Can __new__ prevent __init__ from being called?

Steven Bethard steven.bethard at gmail.com
Tue Feb 15 17:01:10 EST 2005


Felix Wiemann wrote:
> Sometimes (but not always) the __new__ method of one of my classes
> returns an *existing* instance of the class.  However, when it does
> that, the __init__ method of the existing instance is called
> nonetheless, so that the instance is initialized a second time.
>
[snip]
> 
> How can I prevent __init__ from being called on the already-initialized
> object?

The short answer: you can't:
     http://www.python.org/2.2.3/descrintro.html#__new__
Note that in the Singleton example there, subclasses are told to 
override init, not __init__ for exactly this reason.

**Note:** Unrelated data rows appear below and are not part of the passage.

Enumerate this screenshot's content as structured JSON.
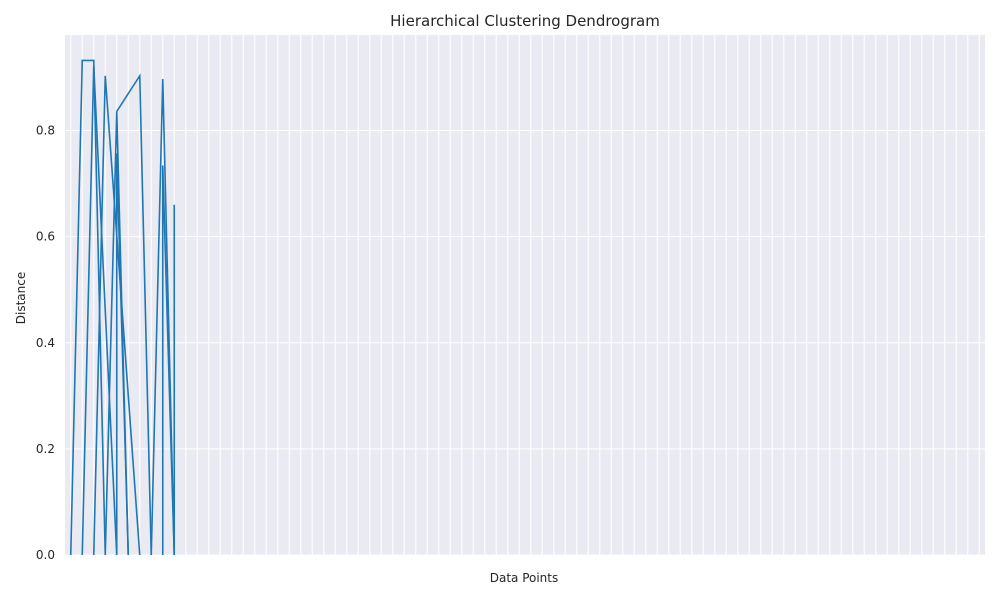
{
  "chart_data": {
    "type": "dendrogram",
    "title": "Hierarchical Clustering Dendrogram",
    "xlabel": "Data Points",
    "ylabel": "Distance",
    "ylim": [
      0,
      0.98
    ],
    "yticks": [
      0.0,
      0.2,
      0.4,
      0.6,
      0.8
    ],
    "ytick_labels": [
      "0.0",
      "0.2",
      "0.4",
      "0.6",
      "0.8"
    ],
    "grid": true,
    "leaf_count": 80,
    "colors": {
      "background": "#EAEAF2",
      "grid": "#FFFFFF",
      "above_threshold": "#1F77B4",
      "orange": "#FF7F0E",
      "green": "#2CA02C",
      "red": "#D62728",
      "purple": "#9467BD",
      "brown": "#8C564B",
      "pink": "#E377C2",
      "gray": "#7F7F7F",
      "olive": "#BCBD22",
      "cyan": "#17BECF"
    },
    "links": [
      {
        "x": [
          1,
          2,
          3,
          4
        ],
        "y": [
          0,
          0.932,
          0.932,
          0
        ],
        "color": "above_threshold"
      },
      {
        "x": [
          2,
          3,
          3,
          5
        ],
        "y": [
          0,
          0.922,
          0.922,
          0
        ],
        "color": "above_threshold"
      },
      {
        "x": [
          3,
          4,
          4,
          7
        ],
        "y": [
          0,
          0.903,
          0.903,
          0
        ],
        "color": "above_threshold"
      },
      {
        "x": [
          4,
          5,
          5,
          6
        ],
        "y": [
          0,
          0.836,
          0.836,
          0
        ],
        "color": "above_threshold"
      },
      {
        "x": [
          5,
          5,
          5,
          6
        ],
        "y": [
          0,
          0.757,
          0.757,
          0
        ],
        "color": "above_threshold"
      },
      {
        "x": [
          5,
          7,
          7,
          8
        ],
        "y": [
          0.836,
          0.903,
          0.903,
          0
        ],
        "color": "above_threshold"
      },
      {
        "x": [
          8,
          9,
          9,
          10
        ],
        "y": [
          0,
          0.897,
          0.897,
          0
        ],
        "color": "above_threshold"
      },
      {
        "x": [
          9,
          9,
          9,
          10
        ],
        "y": [
          0,
          0.734,
          0.734,
          0
        ],
        "color": "above_threshold"
      },
      {
        "x": [
          10,
          10,
          10,
          10
        ],
        "y": [
          0,
          0.66,
          0.66,
          0
        ],
        "color": "above_threshold"
      }
    ]
  }
}
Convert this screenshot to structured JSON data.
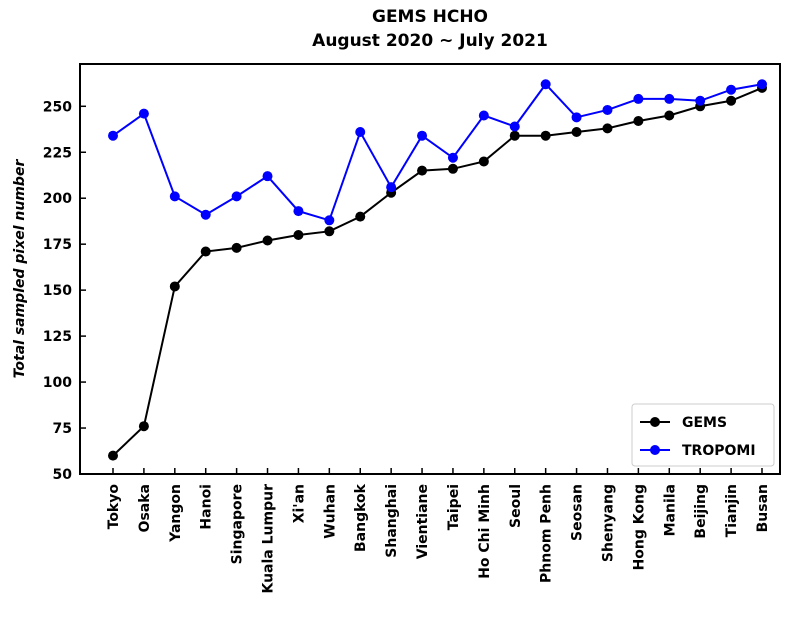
{
  "chart_data": {
    "type": "line",
    "title": "GEMS HCHO",
    "subtitle": "August 2020 ~ July 2021",
    "y_label": "Total sampled pixel number",
    "categories": [
      "Tokyo",
      "Osaka",
      "Yangon",
      "Hanoi",
      "Singapore",
      "Kuala Lumpur",
      "Xi'an",
      "Wuhan",
      "Bangkok",
      "Shanghai",
      "Vientiane",
      "Taipei",
      "Ho Chi Minh",
      "Seoul",
      "Phnom Penh",
      "Seosan",
      "Shenyang",
      "Hong Kong",
      "Manila",
      "Beijing",
      "Tianjin",
      "Busan"
    ],
    "series": [
      {
        "name": "GEMS",
        "color": "#000000",
        "values": [
          60,
          76,
          152,
          171,
          173,
          177,
          180,
          182,
          190,
          203,
          215,
          216,
          220,
          234,
          234,
          236,
          238,
          242,
          245,
          250,
          253,
          260
        ]
      },
      {
        "name": "TROPOMI",
        "color": "#0000ff",
        "values": [
          234,
          246,
          201,
          191,
          201,
          212,
          193,
          188,
          236,
          206,
          234,
          222,
          245,
          239,
          262,
          244,
          248,
          254,
          254,
          253,
          259,
          262
        ]
      }
    ],
    "ylim": [
      50,
      273
    ],
    "yticks": [
      50,
      75,
      100,
      125,
      150,
      175,
      200,
      225,
      250
    ],
    "legend": "lower right"
  }
}
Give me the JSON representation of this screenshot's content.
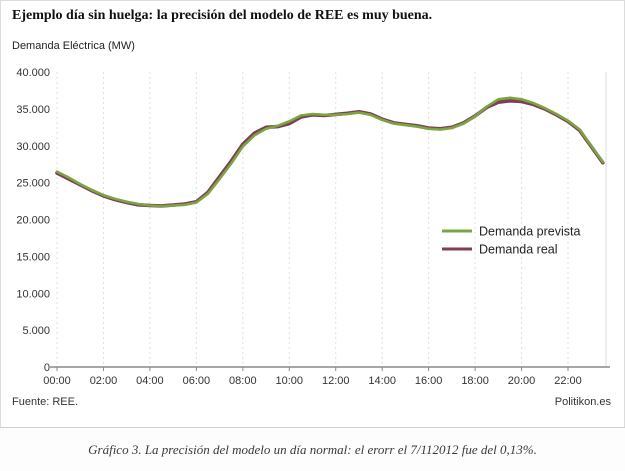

If it's okay that __init__ never be called, you could do something like:

py> class C(object):
...     class __metaclass__(type):
...         def __call__(cls, *args, **kwargs):
...             return cls.__new__(cls, *args, **kwargs)
...     instance = None
...     def __new__(cls):
...         if cls.instance is None:
...             print 'Creating instance'
...             cls.instance = object.__new__(cls)
...             print 'Created'
...         return cls.instance
...     def __init__(self):
...         print 'In init'
...
py> C()
Creating instance
Created
<__main__.C object at 0x011F2E30>
py> C()
<__main__.C object at 0x011F2E30>

If __init__ needs to be called, I might go with something like:

py> class C(object):
...     class __metaclass__(type):
...         def __call__(cls, *args, **kwargs):
...             if cls.instance is None:
...                 print 'Creating instance'
...                 cls.instance = cls.__new__(cls, *args, **kwargs)
...                 print 'Created'
...                 cls.instance.__init__(*args, **kwargs)
...             return cls.instance
...     instance = None
...     def __init__(self):
...         print 'In init'
...
py> C()
Creating instance
Created
In init
<__main__.C object at 0x011F2E50>
py> C()
<__main__.C object at 0x011F2E50>

where all the work is done in the metaclass and you don't even define 
__new__.  I would probably also create the 'instance' attribute as part 
of the metaclass work, like:

py> class SingletonMetaclass(type):
...     def __call__(cls, *args, **kwargs):
...         try:
...             return cls.__instance__
...         except AttributeError:
...             cls.__instance__ = cls.__new__(cls, *args, **kwargs)
...             cls.__instance__.__init__(*args, **kwargs)
...             return cls.__instance__
...
py> class C(object):
...     __metaclass__ = SingletonMetaclass
...     def __init__(self):
...         print '__init__'
...
py> C()
__init__
<__main__.C object at 0x011F3210>
py> C()
<__main__.C object at 0x011F3210>
py> C() is C()
True

But none of these solutions is particularly simple...  Sorry!